Today, the Oklahoma Rural Association (ORA) released a new study examining the economic impact of the Energy Discrimination Elimination Act (EDEA) on Oklahoma’s municipal bond market. The study, “Unintended Consequences of the Energy Discrimination Elimination Act in Oklahoma,” which was commissioned by ORA and conducted by Dr. Travis Roach, an associate professor and chairperson of the Department of Economics at the University of Central Oklahoma and founder of the Central Policy Institute, showcases the detrimental impact of the EDEA on Oklahoma communities and taxpayers. 

Notably, the new study finds that Oklahoma’s EDEA policy has resulted in: 

  • 15.7% increase in borrowing costs for Oklahoma municipalities compared to non-EDEA adopting states. 
  • $184,777,344 in additional expenses for local municipalities since the policy’s enactment, or $10,869,256 per month of the policy’s tenure thus far.
  • Increased borrowing costs, which negatively impact Oklahoma municipalities through:
  • Higher taxes.
  • Reducing expenditures in other areas.
  • Delays or complete abandonment of projects intended to improve infrastructure and quality of life. 

This impact is only projected to increase if Oklahoma’s EDEA policy remains in place and continues to restrict the competitive municipal bond market, further harming taxpayers. 

“It is clear that the EDEA has caused an unnecessary increase in municipal borrowing rates, increasing costs, harming taxpayers, and resulting in municipalities paying more for less or canceling projects altogether. These unintended consequences are causing significant harm to Oklahoma communities and our economy,” said study author Dr. Travis Roach. 

ORA president Monica Collison adds, “The negative impact of the EDEA on Oklahoma taxpayers and communities, including those in rural and underserved areas, was completely avoidable and, as the research shows, a direct, negative result of these failed policies. Any tax dollar unnecessarily spent is wasteful – especially to the tune of more than $185 million. Oklahomans deserve better, and we encourage our lawmakers to right this wrong.”
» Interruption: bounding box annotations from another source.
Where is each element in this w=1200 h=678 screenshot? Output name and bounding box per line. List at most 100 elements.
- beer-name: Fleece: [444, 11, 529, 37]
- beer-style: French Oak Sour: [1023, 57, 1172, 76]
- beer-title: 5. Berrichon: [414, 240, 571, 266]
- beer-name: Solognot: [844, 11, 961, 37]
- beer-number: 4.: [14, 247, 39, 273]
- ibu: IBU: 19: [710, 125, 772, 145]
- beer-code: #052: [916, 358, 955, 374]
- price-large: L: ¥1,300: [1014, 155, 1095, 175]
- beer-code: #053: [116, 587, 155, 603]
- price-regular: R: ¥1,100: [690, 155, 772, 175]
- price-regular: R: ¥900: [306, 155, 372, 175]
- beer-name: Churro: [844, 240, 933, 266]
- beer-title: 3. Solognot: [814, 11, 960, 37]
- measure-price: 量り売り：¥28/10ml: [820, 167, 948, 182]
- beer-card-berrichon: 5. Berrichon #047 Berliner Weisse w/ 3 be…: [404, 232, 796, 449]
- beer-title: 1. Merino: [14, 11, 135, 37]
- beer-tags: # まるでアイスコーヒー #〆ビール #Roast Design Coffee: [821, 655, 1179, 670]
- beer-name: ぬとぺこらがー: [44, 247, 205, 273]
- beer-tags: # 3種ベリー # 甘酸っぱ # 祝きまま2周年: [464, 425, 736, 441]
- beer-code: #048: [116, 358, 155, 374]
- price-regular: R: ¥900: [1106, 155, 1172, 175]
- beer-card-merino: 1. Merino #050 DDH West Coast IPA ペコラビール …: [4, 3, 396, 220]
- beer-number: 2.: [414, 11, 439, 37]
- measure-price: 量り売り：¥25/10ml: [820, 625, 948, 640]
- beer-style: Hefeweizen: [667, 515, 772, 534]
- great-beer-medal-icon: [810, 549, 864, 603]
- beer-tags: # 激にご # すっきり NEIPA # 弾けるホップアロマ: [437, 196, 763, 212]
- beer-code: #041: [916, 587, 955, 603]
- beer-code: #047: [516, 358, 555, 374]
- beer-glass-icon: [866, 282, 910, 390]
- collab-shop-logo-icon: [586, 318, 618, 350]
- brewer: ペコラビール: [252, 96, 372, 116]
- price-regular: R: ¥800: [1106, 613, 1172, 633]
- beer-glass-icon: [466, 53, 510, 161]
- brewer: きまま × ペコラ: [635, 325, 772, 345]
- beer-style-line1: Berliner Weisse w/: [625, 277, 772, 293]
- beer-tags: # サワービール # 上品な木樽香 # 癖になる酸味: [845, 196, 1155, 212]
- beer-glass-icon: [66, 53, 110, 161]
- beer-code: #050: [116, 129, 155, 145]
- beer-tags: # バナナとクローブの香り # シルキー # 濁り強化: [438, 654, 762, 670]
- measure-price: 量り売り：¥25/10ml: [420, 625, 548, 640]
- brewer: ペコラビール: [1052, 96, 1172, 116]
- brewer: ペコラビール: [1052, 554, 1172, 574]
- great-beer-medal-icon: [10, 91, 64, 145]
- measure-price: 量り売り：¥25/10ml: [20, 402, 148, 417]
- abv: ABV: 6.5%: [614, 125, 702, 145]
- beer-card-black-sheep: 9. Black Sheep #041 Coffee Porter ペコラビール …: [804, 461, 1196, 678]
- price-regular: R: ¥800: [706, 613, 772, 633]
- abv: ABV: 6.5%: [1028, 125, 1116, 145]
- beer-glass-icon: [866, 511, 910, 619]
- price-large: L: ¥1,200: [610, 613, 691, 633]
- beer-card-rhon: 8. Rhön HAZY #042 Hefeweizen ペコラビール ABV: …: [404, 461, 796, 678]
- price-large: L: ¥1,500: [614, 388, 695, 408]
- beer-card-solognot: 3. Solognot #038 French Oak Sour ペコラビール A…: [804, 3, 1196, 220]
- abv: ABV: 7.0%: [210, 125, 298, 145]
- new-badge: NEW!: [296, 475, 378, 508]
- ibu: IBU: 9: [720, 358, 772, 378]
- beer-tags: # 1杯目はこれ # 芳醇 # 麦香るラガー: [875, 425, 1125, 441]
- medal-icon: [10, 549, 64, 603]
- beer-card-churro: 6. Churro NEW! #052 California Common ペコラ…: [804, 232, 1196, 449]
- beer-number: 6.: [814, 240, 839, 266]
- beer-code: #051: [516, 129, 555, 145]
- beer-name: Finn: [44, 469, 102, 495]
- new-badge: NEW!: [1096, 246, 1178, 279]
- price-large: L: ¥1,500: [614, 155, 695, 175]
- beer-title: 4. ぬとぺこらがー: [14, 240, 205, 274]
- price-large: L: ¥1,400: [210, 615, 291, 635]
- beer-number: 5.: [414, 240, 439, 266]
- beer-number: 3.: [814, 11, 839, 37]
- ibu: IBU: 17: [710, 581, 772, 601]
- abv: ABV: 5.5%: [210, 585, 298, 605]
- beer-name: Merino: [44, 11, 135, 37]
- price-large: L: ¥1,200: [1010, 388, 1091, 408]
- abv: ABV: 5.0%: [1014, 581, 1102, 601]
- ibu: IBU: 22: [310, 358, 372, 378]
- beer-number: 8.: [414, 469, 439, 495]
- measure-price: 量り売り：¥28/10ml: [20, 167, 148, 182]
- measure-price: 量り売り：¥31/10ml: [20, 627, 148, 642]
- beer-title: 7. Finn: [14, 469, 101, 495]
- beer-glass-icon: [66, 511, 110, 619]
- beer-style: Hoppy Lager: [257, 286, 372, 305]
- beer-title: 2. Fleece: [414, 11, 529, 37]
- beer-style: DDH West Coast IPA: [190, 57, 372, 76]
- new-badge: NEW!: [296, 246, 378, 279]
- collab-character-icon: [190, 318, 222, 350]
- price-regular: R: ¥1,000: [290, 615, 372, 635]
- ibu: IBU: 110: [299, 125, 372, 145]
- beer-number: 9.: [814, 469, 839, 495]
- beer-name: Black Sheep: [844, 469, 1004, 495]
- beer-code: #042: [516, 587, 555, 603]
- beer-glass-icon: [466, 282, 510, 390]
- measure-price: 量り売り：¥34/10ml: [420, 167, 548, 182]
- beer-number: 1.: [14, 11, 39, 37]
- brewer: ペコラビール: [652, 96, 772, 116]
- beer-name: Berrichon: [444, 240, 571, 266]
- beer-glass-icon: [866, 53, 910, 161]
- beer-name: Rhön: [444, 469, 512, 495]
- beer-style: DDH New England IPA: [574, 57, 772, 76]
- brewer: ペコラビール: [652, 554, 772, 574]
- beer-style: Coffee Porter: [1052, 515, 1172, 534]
The EDEA, passed in 2022, prohibits certain financial institutions from doing business with public entities in Oklahoma based on specific banking policies. In compliance with the EDEA policy, Oklahoma lawmakers must maintain a list of financial institutions they deem “boycotting” the oil and gas industry. By limiting competition and tightening the competitive bond market, local governments are seeing hikes in interest rates, taxes, and an inability to complete projects.